Taimur Khan, Senior Research Analyst at Knight Frank examined the latest results and found that Moscow holds the top spot, with prime rents there rising by 11.1% year-on-year. This has been attributed to infrastructure investments in the city, combined with a marked slowdown in the contraction of the national economy and substantial gains in oil price over the last quarter, which he concludes, have underpinned rental growth. However, this contradicts the findings of the consultants' Global Residential Cities Index, discussed in our recent article, Global house price index shows China on the rise which show that average purchase prices in the Russian capital have declined by 11%.
Nairobi continues to be the weakest performing rental market with prime rents falling by 9.2% annually. Since Q3 2011 Nairobi has recorded annual prime rental growth of 9.7% on average, and accommodation there has been disproportionately expensive, so, Knight Frank argues that the market is now looking to rebalance.
The gap between these two cities at the top and bottom has notably widened. The strongest performing city (Moscow) and the weakest performing city (Nairobi) are separated by 20.3%. A year earlier the comparable figure was 15.1%.
In central London the prime rental market continues to slow, with rents falling by 3.0% in the 12 months to June 2016 due, it is thought to both higher stock levels and uncertainty in financial markets. It should be noted that the data for London largely covers the period leading up to the UK’s EU referendum.
For the third consecutive quarter, North America registered the strongest increase with prime rents rising by 4.4% in the year to Q2 2016. By contrast, over the same time period, Africa recorded the weakest performance with prime rents falling by 3.9% on average.
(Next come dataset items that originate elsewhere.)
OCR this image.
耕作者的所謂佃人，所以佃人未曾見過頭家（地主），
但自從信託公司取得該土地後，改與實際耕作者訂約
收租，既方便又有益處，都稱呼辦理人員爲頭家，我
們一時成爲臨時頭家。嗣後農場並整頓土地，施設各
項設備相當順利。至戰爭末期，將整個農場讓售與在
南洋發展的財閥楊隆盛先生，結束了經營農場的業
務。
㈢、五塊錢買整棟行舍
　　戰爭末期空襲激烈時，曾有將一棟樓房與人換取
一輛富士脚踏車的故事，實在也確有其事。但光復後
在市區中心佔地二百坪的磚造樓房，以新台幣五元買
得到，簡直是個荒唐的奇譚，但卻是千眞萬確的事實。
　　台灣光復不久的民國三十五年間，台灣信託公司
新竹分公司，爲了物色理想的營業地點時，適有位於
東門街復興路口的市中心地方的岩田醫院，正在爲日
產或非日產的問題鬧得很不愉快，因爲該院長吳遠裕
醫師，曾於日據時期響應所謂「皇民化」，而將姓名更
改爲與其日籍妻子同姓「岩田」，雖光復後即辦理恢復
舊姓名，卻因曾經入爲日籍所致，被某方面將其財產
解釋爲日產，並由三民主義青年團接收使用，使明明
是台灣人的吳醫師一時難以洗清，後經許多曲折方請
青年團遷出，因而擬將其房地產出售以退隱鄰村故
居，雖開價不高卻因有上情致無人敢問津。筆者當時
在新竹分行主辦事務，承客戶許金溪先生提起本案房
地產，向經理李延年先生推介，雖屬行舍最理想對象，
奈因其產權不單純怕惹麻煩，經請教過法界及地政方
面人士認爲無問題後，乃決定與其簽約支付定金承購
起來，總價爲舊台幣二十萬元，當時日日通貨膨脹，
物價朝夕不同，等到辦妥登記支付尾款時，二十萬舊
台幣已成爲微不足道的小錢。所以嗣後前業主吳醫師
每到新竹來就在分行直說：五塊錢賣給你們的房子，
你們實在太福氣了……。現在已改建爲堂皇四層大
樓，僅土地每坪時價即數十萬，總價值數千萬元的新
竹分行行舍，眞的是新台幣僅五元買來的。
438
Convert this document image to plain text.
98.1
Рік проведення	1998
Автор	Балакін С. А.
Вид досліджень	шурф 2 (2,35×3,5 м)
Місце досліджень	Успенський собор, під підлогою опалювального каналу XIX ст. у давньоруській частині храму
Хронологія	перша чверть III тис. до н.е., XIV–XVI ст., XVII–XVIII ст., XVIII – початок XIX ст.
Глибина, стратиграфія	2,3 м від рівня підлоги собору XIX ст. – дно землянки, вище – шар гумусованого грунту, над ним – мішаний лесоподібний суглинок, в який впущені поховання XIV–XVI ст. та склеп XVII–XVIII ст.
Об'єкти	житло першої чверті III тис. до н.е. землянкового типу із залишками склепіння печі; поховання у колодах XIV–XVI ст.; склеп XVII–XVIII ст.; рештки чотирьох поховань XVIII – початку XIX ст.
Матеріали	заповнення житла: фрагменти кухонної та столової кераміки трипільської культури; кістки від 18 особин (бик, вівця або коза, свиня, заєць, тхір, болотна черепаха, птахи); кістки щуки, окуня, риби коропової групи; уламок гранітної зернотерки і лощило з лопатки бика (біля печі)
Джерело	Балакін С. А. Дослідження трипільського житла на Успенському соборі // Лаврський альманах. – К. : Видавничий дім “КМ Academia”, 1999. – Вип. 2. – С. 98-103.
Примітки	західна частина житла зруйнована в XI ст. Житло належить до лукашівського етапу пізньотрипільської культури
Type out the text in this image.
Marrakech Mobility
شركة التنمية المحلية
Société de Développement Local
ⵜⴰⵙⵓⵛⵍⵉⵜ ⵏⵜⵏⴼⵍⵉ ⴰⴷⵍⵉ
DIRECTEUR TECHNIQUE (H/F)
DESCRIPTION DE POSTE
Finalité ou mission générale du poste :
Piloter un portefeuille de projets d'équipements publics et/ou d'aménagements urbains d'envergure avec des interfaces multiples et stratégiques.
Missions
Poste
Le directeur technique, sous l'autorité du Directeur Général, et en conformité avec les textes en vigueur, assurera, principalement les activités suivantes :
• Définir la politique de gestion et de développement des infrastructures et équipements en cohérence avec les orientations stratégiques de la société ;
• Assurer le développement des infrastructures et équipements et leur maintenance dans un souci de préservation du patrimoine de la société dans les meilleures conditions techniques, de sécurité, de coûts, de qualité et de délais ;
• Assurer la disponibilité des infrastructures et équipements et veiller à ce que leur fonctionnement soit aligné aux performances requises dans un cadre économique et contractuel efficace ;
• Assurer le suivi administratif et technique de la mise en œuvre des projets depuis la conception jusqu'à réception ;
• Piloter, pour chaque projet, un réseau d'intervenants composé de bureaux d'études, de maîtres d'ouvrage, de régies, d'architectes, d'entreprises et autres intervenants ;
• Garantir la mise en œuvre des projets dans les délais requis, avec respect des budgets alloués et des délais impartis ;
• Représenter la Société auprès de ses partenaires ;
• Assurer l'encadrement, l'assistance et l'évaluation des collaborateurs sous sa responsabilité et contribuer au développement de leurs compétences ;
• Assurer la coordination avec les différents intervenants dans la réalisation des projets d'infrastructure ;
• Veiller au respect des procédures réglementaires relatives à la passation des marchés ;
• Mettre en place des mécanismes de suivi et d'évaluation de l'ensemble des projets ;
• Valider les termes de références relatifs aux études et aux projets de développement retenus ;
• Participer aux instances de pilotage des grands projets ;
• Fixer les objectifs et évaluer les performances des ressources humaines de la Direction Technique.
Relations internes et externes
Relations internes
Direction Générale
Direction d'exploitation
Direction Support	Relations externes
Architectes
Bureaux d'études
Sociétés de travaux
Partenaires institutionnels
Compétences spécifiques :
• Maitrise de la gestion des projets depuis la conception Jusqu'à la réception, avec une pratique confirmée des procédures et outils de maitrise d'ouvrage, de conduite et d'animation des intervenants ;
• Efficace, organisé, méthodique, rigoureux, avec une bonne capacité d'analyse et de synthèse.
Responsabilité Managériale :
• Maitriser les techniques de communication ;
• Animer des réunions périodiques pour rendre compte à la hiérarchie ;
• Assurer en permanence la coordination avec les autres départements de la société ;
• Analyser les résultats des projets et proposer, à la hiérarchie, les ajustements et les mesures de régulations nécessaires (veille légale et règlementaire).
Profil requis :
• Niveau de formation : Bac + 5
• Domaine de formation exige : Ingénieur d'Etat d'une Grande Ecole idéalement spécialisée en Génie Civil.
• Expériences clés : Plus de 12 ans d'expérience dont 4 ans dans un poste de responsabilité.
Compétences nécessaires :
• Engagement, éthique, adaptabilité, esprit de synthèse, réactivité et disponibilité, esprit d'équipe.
Whilst uncertainty caused by the UK's vote for Brexit and the outcome of the US presidential election, Knight Frank report that they are starting to see a more positive global economic landscape develop. Sustained and positive economic data from the US, growth in emerging markets led by easier access to credit markets and increased demand from China for commodities suggest a positive outlook for the remainder of 2016 they say, and for prime rental markets these factors are likely to stimulate demand from corporate tenants.